Kitabı oku: «Modern Romance August 2019 Books 1-4», sayfa 8
‘I’m dodging pedestrians on Fifth Avenue, Tara,’ he said lightly. ‘So you may have trouble hearing me above all the traffic noise.’
‘Oh.’
She sounded flat now and he thought how their easy familiarity seemed to have been replaced by an odd new formality as he asked a question which sounded more dutiful than caring. ‘Nothing’s wrong, I hope?’
Her response was cautious. As if she was picking out her words—like someone sorting through the loose change in their pocket while searching for a two-euro coin. ‘Not exactly.’
Not exactly? What the hell was that supposed to mean? Please don’t start telling me that you miss me or that—God forbid—you’ve decided you’re in love with me. ‘No burst pipes in the basement?’ he enquired, his forced joviality not quite hitting the mark.
‘No, nothing like that. Lucas, I have... I have to talk to you.’

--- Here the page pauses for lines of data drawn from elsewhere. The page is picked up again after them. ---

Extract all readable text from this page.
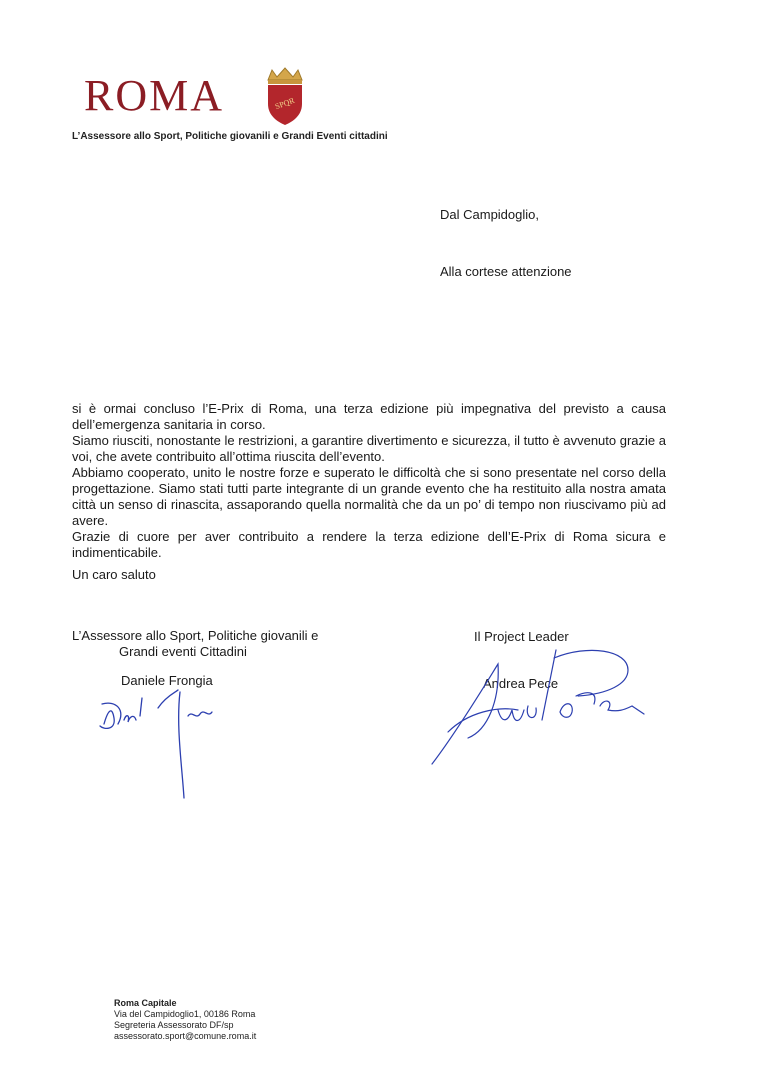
ROMA	SPQR
L’Assessore allo Sport, Politiche giovanili e Grandi Eventi cittadini
Dal Campidoglio,
Alla cortese attenzione

si è ormai concluso l’E-Prix di Roma, una terza edizione più impegnativa del previsto a causa dell’emergenza sanitaria in corso.

Siamo riusciti, nonostante le restrizioni, a garantire divertimento e sicurezza, il tutto è avvenuto grazie a voi, che avete contribuito all’ottima riuscita dell’evento.

Abbiamo cooperato, unito le nostre forze e superato le difficoltà che si sono presentate nel corso della progettazione. Siamo stati tutti parte integrante di un grande evento che ha restituito alla nostra amata città un senso di rinascita, assaporando quella normalità che da un po’ di tempo non riuscivamo più ad avere.

Grazie di cuore per aver contribuito a rendere la terza edizione dell’E-Prix di Roma sicura e indimenticabile.

Un caro saluto
L’Assessore allo Sport, Politiche giovanili e
Grandi eventi Cittadini
Daniele Frongia
Il Project Leader
Andrea Pece
Roma Capitale
Via del Campidoglio1, 00186 Roma
Segreteria Assessorato DF/sp
assessorato.sport@comune.roma.it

He could feel his heart sink because this sounded exactly as he’d feared. He’d had too many of these conversations in the past with women unable to recognise that their needs were very different. That the sex they’d shared meant nothing—it was just sex. She probably wanted to see him again, and soon—while he most definitely wanted to close the page on it. ‘I thought that’s exactly what we were doing,’ he said smoothly.
‘No. I don’t mean a phone call. I mean face to face!’ she burst out, her voice tinged with a desperation he’d never heard there before.
‘But I’m in New York, Tara,’ he told her, almost gently, because if he was going to have to let her down—which he suspected he was—then he needed to be kind about it. Because wasn’t it his own damned fault that his housekeeper was now clearly pining for him? ‘And you’re in Dublin.’
‘No, I’m not,’ she corrected, sounding a little more confident now. ‘I’ve just flown into LaGuardia.’
‘LaGuardia?’ he echoed incredulously. ‘You mean you’re in New York?’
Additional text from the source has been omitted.